Tragically there are no preserved representatives of express engines from the LNWR in the 20th century with us today. Given this gap, those unfamiliar with Britain's railway heritage might be forgiven to think that the LNWR was a minor and incidental concern; a mere footnote in the rich
and colourful history of the railways of Britain. However what has come down to us by way of preservation presents a very distorted story. The South Eastern & Chatham Railway; a far smaller and less prosperous concern, confined to the south-east corner of England for instance has more engines in preservation than the LNWR, which at the time of grouping in 1923 was the largest of all railway companies with the most extensive network, extending from London in the south to Carlisle in the north and from Leeds and Peterborough in the east to Holyhead and Swansea in the West. The LNWR served most major cities in England and also had the largest fleet of engines and rolling stock. Its rich heritage was unmatched by any save perhaps the far better known Great Western Railway.

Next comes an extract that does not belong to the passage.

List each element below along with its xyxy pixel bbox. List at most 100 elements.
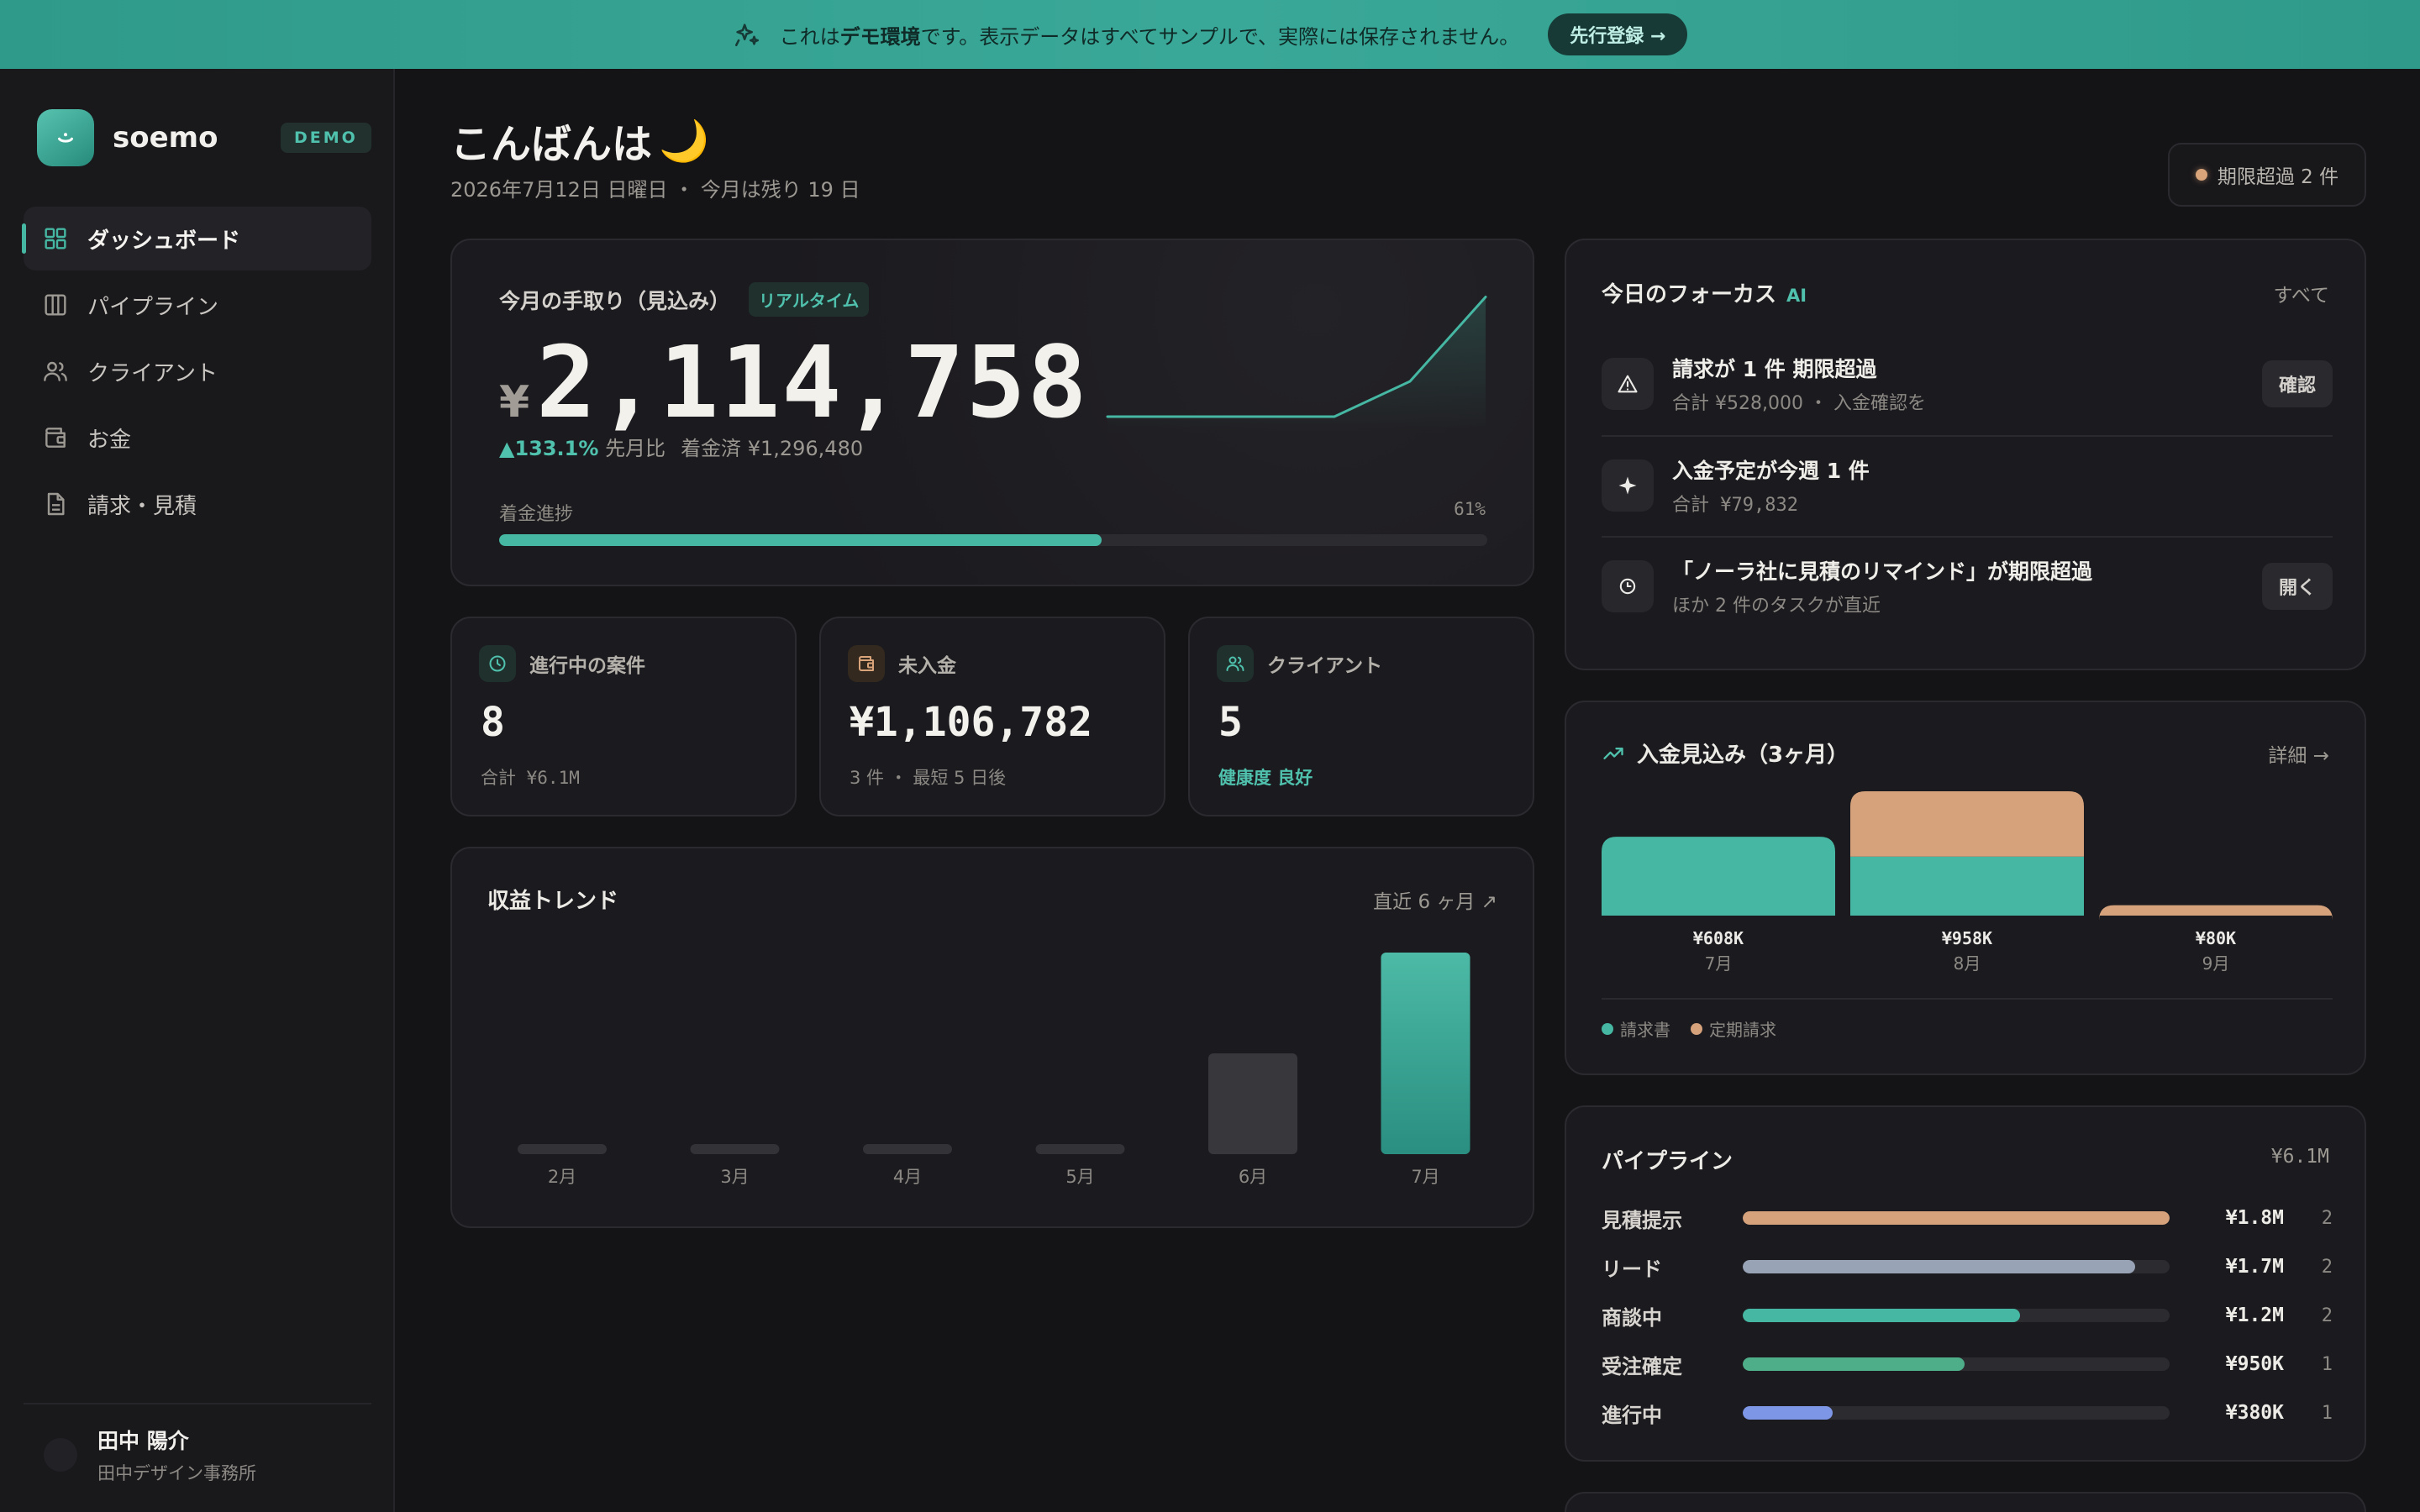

The LNWR was a justifiably proud and grand concern with a heritage extending way back to the dawn of rail in Britain. The company's constituents included some of the earliest railways in the world; the London & Birmingham Railway, which was the first intercity line into London; the Grand Junction Railway; and the world's first intercity rail link, the famous Liverpool & Manchester Railway. In its formative years the LNWR could claim legendary names such as Edmund Bury, Francis Trevithick, James McConnell and John Ramsbottom amongst its engineering pedigree and at its height, no locomotive works in the country could match the scale and output of Crewe.
It is hard to disagree that LNWR deserves its epithet 'The Premier Line' and yet today so little remains to remind us of its glory. Even LNWR's magnificent London terminus, Euston and its iconic Doric arch were senselessly demolished in 1962 despite considerable opposition. The LNWR George the Fifth Locomotive Trust has been established to right a wrong. We seek to create a unique representative of 20th century express locomotive from this endlessly fascinating enterprise.